(a) For diagram the process $(A \rightarrow B),(d V=0)$
So, $d W=\int p d V=\int p \times 0=0$
Hence, work done $d W=0$
By first law of thermodynamics
$$
\begin{aligned}
d Q &=(d U+d W)=(d U+0) \\
d Q &=d U \\
d Q &=n C_V d T=n C_V\left(T_B-T_A\right) \\
d Q &=\frac{3}{2} R\left(T_B-T_A\right) \quad(\because \mathrm{n}=1 \text { given }) \\
d U &=d Q=\frac{3}{2}\left(R T_B-R T_A\right) \\
&=\frac{3}{2}\left(p_B V_B-p_A V_A\right) \quad\left[\because C_V=\frac{3}{2} R\right]
\end{aligned}
$$
Heat exchanged (to system), (as $V_A=V_B$ )
$$
\begin{aligned}
d Q_1 &=d U=\frac{3}{2}\left(p_B V_B-p_A V_A\right) \\
&=\frac{3}{2}\left(p_B-p_A\right) \mathrm{V}_A
\end{aligned}
$$
(b) For diagram the process $(B \rightarrow C)$,
$$
\begin{aligned}
&(p=\text { constant }) \\
&d Q_2=d U+d W=C_V d T+p_B d V \\
&\quad=\frac{3}{2} R\left(T_C-T_B\right)+p_B\left(V_C-V_B\right)
\end{aligned}
$$
$$
\begin{aligned}
d Q_2 &=\frac{3}{2}\left(p_C V_C-p_B V_B\right)+p_B\left(V_C-V_B\right) \\
&=\frac{5}{2} p_B\left(V_C-V_B\right)
\end{aligned}
$$
$$
\begin{aligned}
d Q_2(\text { Heat exchanged })=& \frac{5}{2} p_B\left(V_C-V_A\right) \\
&\left(\because p_B=p_C \text { and } V_B=V_A\right)
\end{aligned}
$$
(c) For diagram the process $(C \rightarrow D)$.

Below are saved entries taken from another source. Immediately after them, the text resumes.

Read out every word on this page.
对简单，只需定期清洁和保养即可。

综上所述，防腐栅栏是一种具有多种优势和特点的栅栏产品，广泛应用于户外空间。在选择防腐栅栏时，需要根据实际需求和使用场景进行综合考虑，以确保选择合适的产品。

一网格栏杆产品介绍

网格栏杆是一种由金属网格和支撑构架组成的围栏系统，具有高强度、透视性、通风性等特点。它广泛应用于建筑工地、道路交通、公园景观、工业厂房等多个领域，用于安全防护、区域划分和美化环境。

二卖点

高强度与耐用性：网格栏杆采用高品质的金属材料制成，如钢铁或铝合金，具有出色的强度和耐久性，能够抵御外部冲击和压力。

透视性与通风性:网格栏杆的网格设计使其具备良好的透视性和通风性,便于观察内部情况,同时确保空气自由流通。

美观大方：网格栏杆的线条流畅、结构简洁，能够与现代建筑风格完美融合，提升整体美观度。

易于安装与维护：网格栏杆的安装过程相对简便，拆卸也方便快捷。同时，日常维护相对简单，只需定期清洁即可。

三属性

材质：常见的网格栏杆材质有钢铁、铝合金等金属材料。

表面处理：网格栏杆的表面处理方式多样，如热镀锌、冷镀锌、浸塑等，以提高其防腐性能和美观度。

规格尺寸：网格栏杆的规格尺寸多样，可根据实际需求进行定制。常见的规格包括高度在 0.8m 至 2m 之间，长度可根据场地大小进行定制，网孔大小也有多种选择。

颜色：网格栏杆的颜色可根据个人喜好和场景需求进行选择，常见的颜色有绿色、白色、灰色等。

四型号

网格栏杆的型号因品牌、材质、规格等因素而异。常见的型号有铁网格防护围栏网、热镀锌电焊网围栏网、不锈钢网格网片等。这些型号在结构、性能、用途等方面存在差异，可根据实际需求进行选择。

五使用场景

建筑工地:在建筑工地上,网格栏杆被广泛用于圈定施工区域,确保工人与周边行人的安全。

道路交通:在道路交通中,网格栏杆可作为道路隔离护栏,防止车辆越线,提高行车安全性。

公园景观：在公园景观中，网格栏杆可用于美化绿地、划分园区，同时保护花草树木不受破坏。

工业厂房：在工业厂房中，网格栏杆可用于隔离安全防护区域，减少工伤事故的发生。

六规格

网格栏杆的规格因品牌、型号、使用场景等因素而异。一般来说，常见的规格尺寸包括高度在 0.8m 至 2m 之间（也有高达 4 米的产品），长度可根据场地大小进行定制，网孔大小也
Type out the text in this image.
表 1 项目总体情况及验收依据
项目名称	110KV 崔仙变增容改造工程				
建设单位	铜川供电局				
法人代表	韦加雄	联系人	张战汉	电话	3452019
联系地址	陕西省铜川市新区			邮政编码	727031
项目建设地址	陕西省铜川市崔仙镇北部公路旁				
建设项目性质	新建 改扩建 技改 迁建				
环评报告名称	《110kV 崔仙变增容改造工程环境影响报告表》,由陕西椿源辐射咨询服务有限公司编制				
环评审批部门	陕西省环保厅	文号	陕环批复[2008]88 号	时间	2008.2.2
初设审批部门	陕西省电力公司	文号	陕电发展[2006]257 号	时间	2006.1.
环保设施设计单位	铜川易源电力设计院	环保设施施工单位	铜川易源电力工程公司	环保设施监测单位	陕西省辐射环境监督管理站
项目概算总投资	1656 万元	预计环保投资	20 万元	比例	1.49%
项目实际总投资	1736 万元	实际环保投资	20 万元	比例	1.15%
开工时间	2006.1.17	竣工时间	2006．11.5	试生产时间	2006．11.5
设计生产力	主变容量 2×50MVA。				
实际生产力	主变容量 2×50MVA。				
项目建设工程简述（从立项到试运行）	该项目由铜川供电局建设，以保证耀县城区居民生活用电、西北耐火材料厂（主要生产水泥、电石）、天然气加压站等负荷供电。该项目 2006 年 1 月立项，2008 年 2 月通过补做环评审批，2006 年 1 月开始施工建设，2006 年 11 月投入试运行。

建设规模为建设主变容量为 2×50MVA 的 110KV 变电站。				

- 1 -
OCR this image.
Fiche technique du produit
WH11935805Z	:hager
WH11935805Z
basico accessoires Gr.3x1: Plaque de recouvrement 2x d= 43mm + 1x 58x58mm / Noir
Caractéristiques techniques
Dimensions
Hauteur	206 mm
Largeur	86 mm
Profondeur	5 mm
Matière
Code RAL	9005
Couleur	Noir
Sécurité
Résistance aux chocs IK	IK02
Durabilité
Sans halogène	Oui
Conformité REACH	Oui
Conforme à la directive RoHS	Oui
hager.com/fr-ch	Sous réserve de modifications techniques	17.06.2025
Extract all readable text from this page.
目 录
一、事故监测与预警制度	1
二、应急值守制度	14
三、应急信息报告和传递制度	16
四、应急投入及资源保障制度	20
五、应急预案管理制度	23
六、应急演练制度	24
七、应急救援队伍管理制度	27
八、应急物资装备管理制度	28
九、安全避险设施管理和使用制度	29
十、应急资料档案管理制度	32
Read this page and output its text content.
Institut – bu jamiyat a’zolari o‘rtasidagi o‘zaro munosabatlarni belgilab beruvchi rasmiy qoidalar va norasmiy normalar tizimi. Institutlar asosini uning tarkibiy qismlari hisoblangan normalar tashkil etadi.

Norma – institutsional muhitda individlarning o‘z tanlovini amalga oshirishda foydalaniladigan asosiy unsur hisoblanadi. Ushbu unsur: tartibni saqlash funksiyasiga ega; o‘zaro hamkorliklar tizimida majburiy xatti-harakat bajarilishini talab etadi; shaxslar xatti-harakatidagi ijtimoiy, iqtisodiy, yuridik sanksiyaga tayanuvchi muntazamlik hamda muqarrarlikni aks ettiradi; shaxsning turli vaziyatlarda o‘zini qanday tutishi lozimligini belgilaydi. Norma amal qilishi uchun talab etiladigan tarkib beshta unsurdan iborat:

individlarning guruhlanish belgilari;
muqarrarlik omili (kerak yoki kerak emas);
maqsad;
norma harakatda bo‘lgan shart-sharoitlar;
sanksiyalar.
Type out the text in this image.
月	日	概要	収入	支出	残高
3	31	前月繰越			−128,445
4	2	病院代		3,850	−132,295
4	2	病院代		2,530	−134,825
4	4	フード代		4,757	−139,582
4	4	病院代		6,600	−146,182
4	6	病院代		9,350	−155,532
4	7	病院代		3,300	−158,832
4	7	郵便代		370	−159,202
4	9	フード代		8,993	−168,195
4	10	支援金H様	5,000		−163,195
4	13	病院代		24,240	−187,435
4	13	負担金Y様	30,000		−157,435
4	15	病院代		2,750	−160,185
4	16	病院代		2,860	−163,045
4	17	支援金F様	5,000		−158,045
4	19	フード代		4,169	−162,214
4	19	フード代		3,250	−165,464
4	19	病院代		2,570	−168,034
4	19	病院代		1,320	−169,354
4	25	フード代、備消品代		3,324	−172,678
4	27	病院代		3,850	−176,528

Because $C D$ is adiabatic change, so $d Q_3$ (Heat exchanged $=0$
Hence no exchange of heat.
(d) For diagram the process $(D \rightarrow A), \Delta p=0$ Involves compression of gas volume from $V_D$ to $V_A$ at constant pressure $p_A$. Hence heat exchanged can be calculated by similar way as $B C_1$.
(Heat exchange) $d Q_4=\frac{5}{2} p_A\left(V_A-V_D\right)$